04. Course structure

The course is structured around activity theory, in which we work, as a community, with data, to determine analytical objectives and to carry out these analytical objectives using appropriate statistical and machine learning tools, in adherence with appropriate community rules.

The course is structured into two quarters: the first and last seven weeks of semester:

First seven weeks of semester (January 22 – March 7)

Data for the first seven weeks of semester comes from the Armed Conflict Location and Event Data organization (ACLED), and provides information on political and other violence in the United States and in India.

You can download this data as a .csv file here.

Last seven weeks of semester (March 18 – April 30)

Data for the last seven weeks of semester comes from the Washington Post and provides information on police shootings in the United States.

You can download this data as a .csv file here.

Your work journal

Each student must keep an individual work journal in which you record your work, thoughts, and ideas for data analysis. 

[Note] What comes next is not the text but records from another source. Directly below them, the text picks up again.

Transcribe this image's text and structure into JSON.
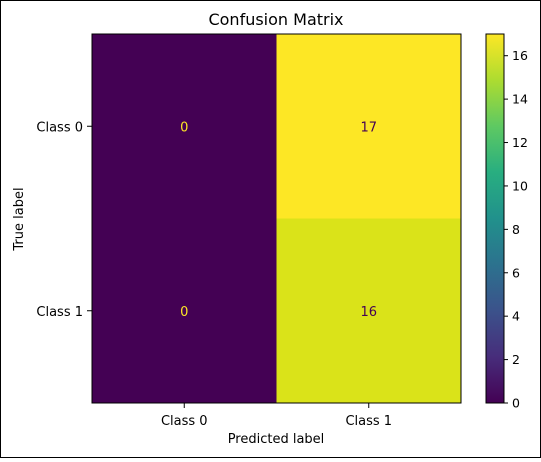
{
  "chart_data": {
    "type": "heatmap",
    "title": "Confusion Matrix",
    "xlabel": "Predicted label",
    "ylabel": "True label",
    "x_categories": [
      "Class 0",
      "Class 1"
    ],
    "y_categories": [
      "Class 0",
      "Class 1"
    ],
    "matrix": [
      [
        0,
        17
      ],
      [
        0,
        16
      ]
    ],
    "cell_labels": [
      [
        "0",
        "17"
      ],
      [
        "0",
        "16"
      ]
    ],
    "colormap": "viridis",
    "colorbar": {
      "range": [
        0,
        17
      ],
      "ticks": [
        0,
        2,
        4,
        6,
        8,
        10,
        12,
        14,
        16
      ],
      "tick_labels": [
        "0",
        "2",
        "4",
        "6",
        "8",
        "10",
        "12",
        "14",
        "16"
      ]
    },
    "colors": {
      "low": "#440154",
      "high": "#fde725",
      "cell_0_1": "#fde725",
      "cell_1_1": "#dae319",
      "text_on_dark": "#fde725",
      "text_on_light": "#440154"
    },
    "grid": false,
    "legend": "none"
  }
}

Your work journal should be set up as a WordPress site at sites.umassd.edu and your URL should be of the form


where, of course “YourName” is your name.

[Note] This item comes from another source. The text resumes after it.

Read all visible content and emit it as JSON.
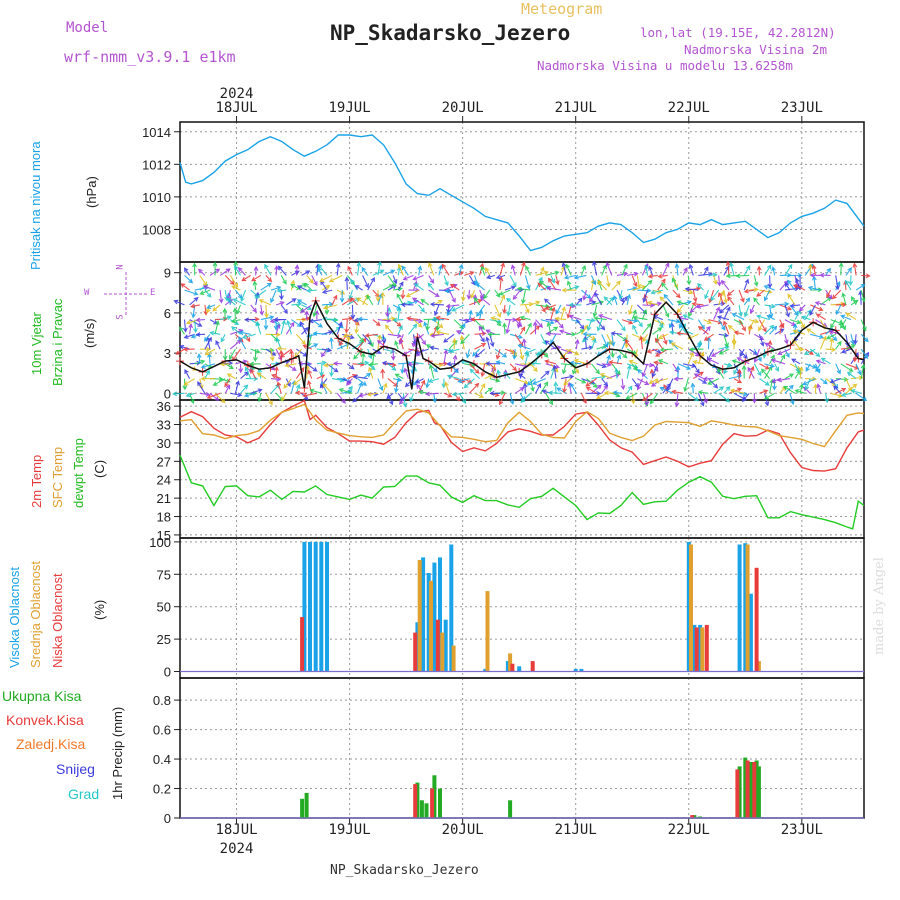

To gain full credit (15%) you must make individual entries in your work journal by Friday of each week. Please make these entries as posts (not pages).

Exploratory data analysis

Productive data analysis begins with description:

  • What is the distribution of each of your variables?
  • Are your variables approximately normally distributed?
  • What are the descriptive statistics?
    • Minimum
    • Maximum
    • Median
    • Mean
    • Standard deviation
    • Skewness
    • Kurtosis
  • What correlations exist between variables?

Focus on describing your data until you feel you have gained a deep(er) understanding of the data.